Once the plan is nailed down I find agents tend to implement things pretty well. Some patterns I’ve found effective: red/green TDD, especially if I have the agent wait for me to review the tests before proceeding to implementation; having a different agent review the implementation (e.g. ask Codex to review Claude’s work); and providing a few simple shell scripts the agent can run to perform common actions. For example, I have a get-jira-ticket script, which gets the ticket description for the provided ticket ID using Atlassian’s API. Even if the agent could do this itself given the Atlassian MCP server, writing one-liners to perform common actions is far more context efficient and less error prone. The only MCP server I do use regularly is Kindly Web Search paired with a SearXNG instance running locally, which I find to be better than the built in web search and content fetching tools.
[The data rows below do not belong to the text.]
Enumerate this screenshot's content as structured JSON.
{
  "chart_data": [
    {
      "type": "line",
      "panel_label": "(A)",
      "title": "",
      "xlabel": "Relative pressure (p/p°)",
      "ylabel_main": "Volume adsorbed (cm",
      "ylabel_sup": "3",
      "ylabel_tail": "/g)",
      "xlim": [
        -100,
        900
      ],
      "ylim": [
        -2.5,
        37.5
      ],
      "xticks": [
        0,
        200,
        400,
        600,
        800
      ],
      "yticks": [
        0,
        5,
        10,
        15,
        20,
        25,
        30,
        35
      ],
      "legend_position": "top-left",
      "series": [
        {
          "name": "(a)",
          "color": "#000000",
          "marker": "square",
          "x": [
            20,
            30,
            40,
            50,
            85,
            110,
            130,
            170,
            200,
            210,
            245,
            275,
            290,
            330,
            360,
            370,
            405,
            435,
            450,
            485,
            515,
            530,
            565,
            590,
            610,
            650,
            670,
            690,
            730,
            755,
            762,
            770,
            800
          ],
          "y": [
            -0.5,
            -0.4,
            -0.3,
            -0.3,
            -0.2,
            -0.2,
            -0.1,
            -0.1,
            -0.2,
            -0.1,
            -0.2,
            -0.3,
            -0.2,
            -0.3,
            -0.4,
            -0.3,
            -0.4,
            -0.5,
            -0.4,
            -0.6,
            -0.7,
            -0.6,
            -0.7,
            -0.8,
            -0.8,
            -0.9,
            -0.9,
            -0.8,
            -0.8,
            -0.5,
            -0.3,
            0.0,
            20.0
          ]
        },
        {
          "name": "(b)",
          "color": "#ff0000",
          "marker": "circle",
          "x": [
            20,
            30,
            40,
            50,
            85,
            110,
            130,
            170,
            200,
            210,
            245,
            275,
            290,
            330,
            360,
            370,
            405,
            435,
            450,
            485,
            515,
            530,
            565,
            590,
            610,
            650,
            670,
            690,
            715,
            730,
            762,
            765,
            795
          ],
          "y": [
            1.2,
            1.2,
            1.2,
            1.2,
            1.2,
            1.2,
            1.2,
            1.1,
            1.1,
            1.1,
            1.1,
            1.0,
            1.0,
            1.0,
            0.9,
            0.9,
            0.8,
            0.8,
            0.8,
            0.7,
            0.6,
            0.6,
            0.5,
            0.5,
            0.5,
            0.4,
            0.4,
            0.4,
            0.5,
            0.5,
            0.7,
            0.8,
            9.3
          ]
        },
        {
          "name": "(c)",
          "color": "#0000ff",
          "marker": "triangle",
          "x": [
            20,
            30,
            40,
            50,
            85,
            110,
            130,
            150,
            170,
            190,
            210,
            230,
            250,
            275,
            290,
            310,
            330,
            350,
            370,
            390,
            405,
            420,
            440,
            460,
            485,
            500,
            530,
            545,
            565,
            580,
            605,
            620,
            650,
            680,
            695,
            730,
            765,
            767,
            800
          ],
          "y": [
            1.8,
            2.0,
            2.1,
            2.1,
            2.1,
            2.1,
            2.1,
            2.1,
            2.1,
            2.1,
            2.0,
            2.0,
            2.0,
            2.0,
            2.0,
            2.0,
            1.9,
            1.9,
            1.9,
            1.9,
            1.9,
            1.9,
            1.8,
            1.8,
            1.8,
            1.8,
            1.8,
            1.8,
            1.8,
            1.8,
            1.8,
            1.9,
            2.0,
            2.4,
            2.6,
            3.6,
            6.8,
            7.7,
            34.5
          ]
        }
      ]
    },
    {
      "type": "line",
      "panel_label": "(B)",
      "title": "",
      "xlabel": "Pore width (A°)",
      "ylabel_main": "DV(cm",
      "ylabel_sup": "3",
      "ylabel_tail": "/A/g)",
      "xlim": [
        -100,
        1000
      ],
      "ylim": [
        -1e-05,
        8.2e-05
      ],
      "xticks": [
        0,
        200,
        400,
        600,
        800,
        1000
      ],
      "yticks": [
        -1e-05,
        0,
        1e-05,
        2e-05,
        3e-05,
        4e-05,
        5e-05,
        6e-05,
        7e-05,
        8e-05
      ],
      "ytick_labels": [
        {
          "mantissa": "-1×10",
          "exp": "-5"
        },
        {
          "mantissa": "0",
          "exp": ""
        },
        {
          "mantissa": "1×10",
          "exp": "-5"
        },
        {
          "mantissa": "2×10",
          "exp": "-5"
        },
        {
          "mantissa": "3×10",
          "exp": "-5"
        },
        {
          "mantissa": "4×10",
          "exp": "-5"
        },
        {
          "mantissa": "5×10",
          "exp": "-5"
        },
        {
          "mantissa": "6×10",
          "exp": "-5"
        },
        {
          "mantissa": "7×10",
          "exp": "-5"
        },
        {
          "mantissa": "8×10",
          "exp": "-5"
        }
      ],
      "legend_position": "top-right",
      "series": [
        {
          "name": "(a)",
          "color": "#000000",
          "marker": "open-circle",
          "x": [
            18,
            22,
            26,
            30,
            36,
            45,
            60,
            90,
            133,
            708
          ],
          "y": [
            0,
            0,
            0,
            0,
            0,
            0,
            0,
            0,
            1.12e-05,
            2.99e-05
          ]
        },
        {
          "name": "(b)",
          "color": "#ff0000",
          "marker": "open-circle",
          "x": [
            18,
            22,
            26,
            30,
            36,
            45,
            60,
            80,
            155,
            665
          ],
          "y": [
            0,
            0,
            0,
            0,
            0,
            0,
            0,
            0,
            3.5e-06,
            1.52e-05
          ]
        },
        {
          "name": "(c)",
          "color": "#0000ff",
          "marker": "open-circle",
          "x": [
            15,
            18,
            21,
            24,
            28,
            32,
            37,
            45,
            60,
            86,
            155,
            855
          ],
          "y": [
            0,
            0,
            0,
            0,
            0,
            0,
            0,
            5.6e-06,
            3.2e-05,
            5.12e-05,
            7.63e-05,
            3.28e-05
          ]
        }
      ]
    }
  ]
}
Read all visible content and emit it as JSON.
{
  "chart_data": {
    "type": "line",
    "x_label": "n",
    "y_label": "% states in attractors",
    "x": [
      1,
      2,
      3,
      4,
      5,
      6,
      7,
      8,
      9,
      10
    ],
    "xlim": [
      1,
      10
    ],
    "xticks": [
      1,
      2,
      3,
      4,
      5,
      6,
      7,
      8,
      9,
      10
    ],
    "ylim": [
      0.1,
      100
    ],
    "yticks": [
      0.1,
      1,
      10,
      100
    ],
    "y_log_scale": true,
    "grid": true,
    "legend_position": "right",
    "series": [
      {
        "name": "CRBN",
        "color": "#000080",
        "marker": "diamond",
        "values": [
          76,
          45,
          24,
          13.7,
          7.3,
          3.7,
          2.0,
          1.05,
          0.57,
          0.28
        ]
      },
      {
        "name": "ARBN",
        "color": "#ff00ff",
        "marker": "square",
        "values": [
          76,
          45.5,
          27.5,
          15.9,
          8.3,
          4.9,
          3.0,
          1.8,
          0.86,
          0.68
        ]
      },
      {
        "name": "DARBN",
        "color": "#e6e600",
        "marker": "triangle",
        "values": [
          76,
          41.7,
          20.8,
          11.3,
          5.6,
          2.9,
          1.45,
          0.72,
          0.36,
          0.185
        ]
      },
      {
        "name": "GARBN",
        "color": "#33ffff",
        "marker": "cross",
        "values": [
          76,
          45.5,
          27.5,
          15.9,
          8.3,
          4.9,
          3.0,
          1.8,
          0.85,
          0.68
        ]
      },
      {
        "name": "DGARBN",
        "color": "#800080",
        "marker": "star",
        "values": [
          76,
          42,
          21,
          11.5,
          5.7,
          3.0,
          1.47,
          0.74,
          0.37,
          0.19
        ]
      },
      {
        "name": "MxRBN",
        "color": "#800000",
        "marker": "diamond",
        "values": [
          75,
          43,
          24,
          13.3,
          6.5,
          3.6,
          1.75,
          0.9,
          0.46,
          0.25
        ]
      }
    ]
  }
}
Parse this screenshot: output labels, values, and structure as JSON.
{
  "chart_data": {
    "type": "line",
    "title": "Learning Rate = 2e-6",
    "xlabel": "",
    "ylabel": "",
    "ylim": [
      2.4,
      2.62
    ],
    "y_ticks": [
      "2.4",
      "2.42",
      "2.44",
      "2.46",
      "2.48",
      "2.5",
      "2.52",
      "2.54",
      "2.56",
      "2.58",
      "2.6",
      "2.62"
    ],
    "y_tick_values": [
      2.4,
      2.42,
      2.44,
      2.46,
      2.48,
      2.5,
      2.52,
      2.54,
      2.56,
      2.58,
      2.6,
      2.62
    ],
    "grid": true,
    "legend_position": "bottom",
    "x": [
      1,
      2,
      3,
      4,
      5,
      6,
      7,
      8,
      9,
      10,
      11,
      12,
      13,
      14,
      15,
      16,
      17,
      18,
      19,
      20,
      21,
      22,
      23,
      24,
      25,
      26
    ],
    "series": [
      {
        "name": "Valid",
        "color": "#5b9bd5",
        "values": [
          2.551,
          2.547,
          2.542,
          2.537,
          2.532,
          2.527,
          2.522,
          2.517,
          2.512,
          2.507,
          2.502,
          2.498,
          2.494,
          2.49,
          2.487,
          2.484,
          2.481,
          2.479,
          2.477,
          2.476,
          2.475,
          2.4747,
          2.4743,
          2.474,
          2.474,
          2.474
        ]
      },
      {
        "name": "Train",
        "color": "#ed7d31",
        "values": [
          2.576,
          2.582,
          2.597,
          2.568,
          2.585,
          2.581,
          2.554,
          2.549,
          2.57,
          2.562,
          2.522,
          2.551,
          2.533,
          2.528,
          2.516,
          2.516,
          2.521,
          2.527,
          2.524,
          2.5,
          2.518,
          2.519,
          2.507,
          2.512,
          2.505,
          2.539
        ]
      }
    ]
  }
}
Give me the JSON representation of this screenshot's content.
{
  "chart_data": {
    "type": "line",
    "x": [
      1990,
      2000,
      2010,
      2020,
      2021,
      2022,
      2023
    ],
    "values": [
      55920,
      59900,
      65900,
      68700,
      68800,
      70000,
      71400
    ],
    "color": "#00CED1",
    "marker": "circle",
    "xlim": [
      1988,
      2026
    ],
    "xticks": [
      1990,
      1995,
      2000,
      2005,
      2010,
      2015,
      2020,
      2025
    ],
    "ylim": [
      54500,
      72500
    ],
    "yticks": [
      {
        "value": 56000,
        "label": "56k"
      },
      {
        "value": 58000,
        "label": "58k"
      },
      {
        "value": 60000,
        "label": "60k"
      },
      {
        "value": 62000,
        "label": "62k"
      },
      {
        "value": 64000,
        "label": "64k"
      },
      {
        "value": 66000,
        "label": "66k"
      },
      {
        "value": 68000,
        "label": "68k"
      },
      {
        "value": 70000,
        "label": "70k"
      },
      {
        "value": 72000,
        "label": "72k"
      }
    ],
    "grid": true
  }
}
The one area I’ve found agents struggle with is data-heavy work. I was recently working on a statistical framework for comparing agentic systems involving lots of data frame manipulations, bootstrapping, and statistical tests. Both Claude and Codex made a complete pig’s ear of it! They failed to use Pandas properly, preferring loops and standard Python control statements over grouped operations and data frame masks. My sense is this was due to the lack of an interactive Python environment in which the agent can inspect the data and gradually build up chains of data frame operations, stopping to inspect the output of each step (along the lines of the harness used in Recursive Language Models). At least, this is how I approach these tasks. I assume it would also be an effective approach for an LLM, but is quite different to the TDD-style approach taken in general software development.
Overall I’m thoroughly enjoying using coding agents as it turns out I like building things more than I like coding specifically. I do hope Jevons paradox holds, though, otherwise I might be out on the street this time next year!